In questi spazi, che definivano la struttura residenziale, prendeva vita la quotidianità dei bambini che erano stati allontanati dalla loro famiglia d’origine e degli educatori che vi lavoravano. Spazi in cui si intrecciavano attività, azioni e relazioni.

Al piano di sopra, come già accennato, si sviluppava un altro appartamento dell’Associazione, la Comunità CE2, denominata “Andromeda”, pensata per ospitare ragazze adolescenti tra gli 11 e i 17 anni. La vita delle due Comunità era distinta, sia per quanto riguardava gli ospiti che per quanto riguardava gli operatori, salvo i giochi in cortile o situazioni specifiche di necessità.

Un elemento importante da tenere in conto nell’accesso agli spazi era il mazzo di chiavi. Tutti coloro che lavoravano all’interno della Comunità avevano un mazzo di chiavi, per aprire il cancelletto e il portone d’ingresso, e per accedere a quegli spazi dove gli ospiti non potevano entrare autonomamente, come la dispensa, la “stiva” e la stanza dell’educatore. Vi erano più mazzi riposti nella stanza degli educatori, di modo che durante il turno, ogni operatore avesse il proprio mazzo.

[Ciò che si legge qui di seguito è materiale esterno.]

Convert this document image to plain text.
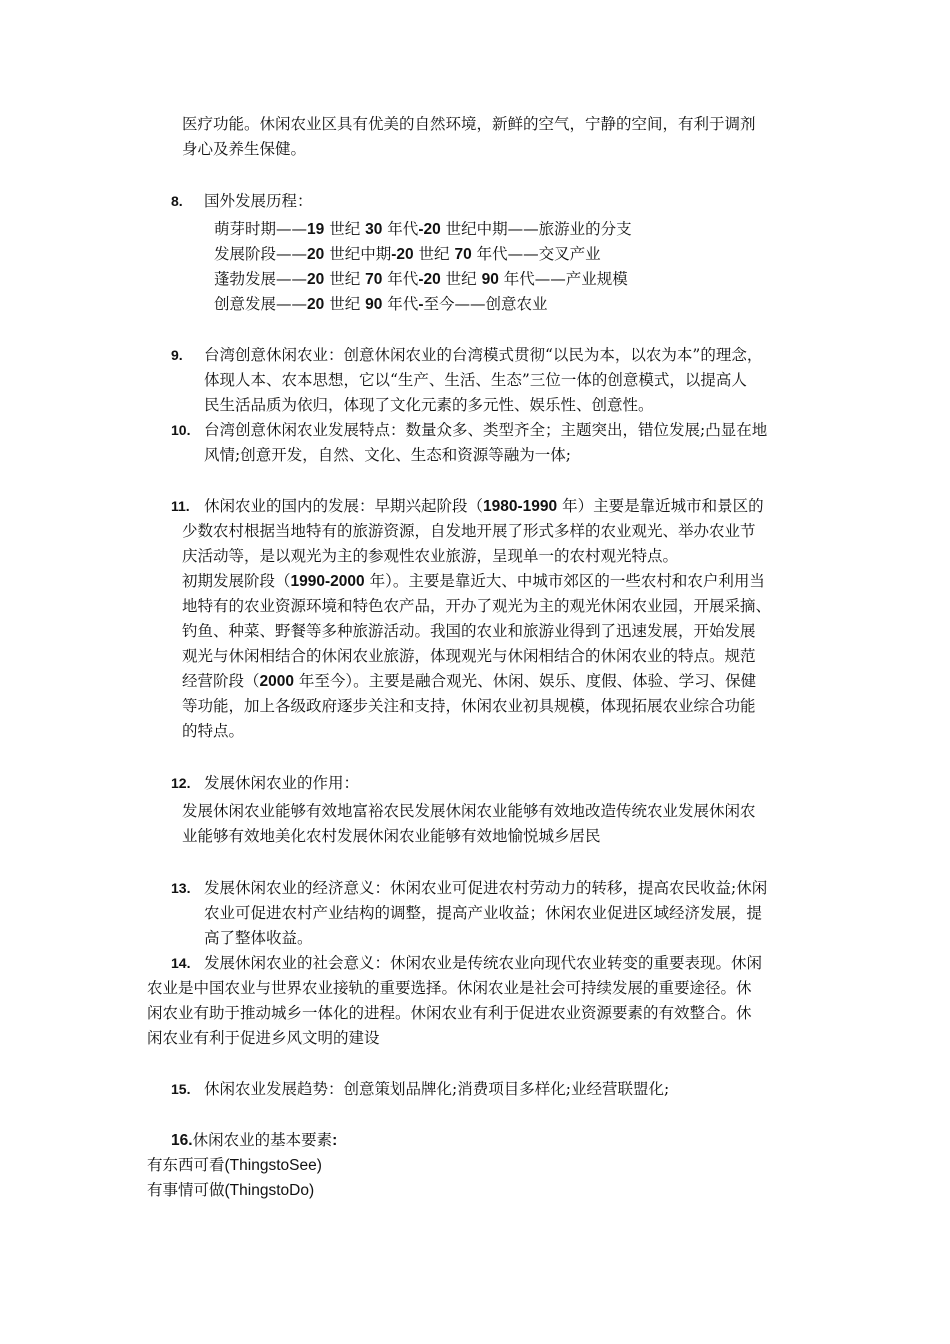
医疗功能。休闲农业区具有优美的自然环境，新鲜的空气，宁静的空间，有利于调剂
身心及养生保健。
8. 国外发展历程：
萌芽时期——19 世纪 30 年代-20 世纪中期——旅游业的分支
发展阶段——20 世纪中期-20 世纪 70 年代——交叉产业
蓬勃发展——20 世纪 70 年代-20 世纪 90 年代——产业规模
创意发展——20 世纪 90 年代-至今——创意农业
9. 台湾创意休闲农业：创意休闲农业的台湾模式贯彻“以民为本，以农为本”的理念，
体现人本、农本思想，它以“生产、生活、生态”三位一体的创意模式，以提高人
民生活品质为依归，体现了文化元素的多元性、娱乐性、创意性。
10. 台湾创意休闲农业发展特点：数量众多、类型齐全；主题突出，错位发展;凸显在地
风情;创意开发，自然、文化、生态和资源等融为一体;
11. 休闲农业的国内的发展：早期兴起阶段（1980-1990 年）主要是靠近城市和景区的
少数农村根据当地特有的旅游资源，自发地开展了形式多样的农业观光、举办农业节
庆活动等，是以观光为主的参观性农业旅游，呈现单一的农村观光特点。
初期发展阶段（1990-2000 年）。主要是靠近大、中城市郊区的一些农村和农户利用当
地特有的农业资源环境和特色农产品，开办了观光为主的观光休闲农业园，开展采摘、
钓鱼、种菜、野餐等多种旅游活动。我国的农业和旅游业得到了迅速发展，开始发展
观光与休闲相结合的休闲农业旅游，体现观光与休闲相结合的休闲农业的特点。规范
经营阶段（2000 年至今）。主要是融合观光、休闲、娱乐、度假、体验、学习、保健
等功能，加上各级政府逐步关注和支持，休闲农业初具规模，体现拓展农业综合功能
的特点。
12. 发展休闲农业的作用：
发展休闲农业能够有效地富裕农民发展休闲农业能够有效地改造传统农业发展休闲农
业能够有效地美化农村发展休闲农业能够有效地愉悦城乡居民
13. 发展休闲农业的经济意义：休闲农业可促进农村劳动力的转移，提高农民收益;休闲
农业可促进农村产业结构的调整，提高产业收益；休闲农业促进区域经济发展，提
高了整体收益。
14. 发展休闲农业的社会意义：休闲农业是传统农业向现代农业转变的重要表现。休闲
农业是中国农业与世界农业接轨的重要选择。休闲农业是社会可持续发展的重要途径。休
闲农业有助于推动城乡一体化的进程。休闲农业有利于促进农业资源要素的有效整合。休
闲农业有利于促进乡风文明的建设
15. 休闲农业发展趋势：创意策划品牌化;消费项目多样化;业经营联盟化;
16.休闲农业的基本要素:
有东西可看(ThingstoSee)
有事情可做(ThingstoDo)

Inoltre, nel mazzo di chiavi, era presente una chiave passepartout, che permetteva di aprire e chiudere le porte delle camere dei ragazzi, che talvolta venivano chiuse quando i ragazzi non erano in casa. Le chiavi delle camerette non venivano tenute sulle porte, come mi era stato spiegato dal coordinatore, soprattutto per prevenire la possibilità che i bambini restassero chiusi a chiave nella loro stanza, che facessero scherzi agli altri bambini, e per evitare che l’educatore non potesse entrare in caso di necessità.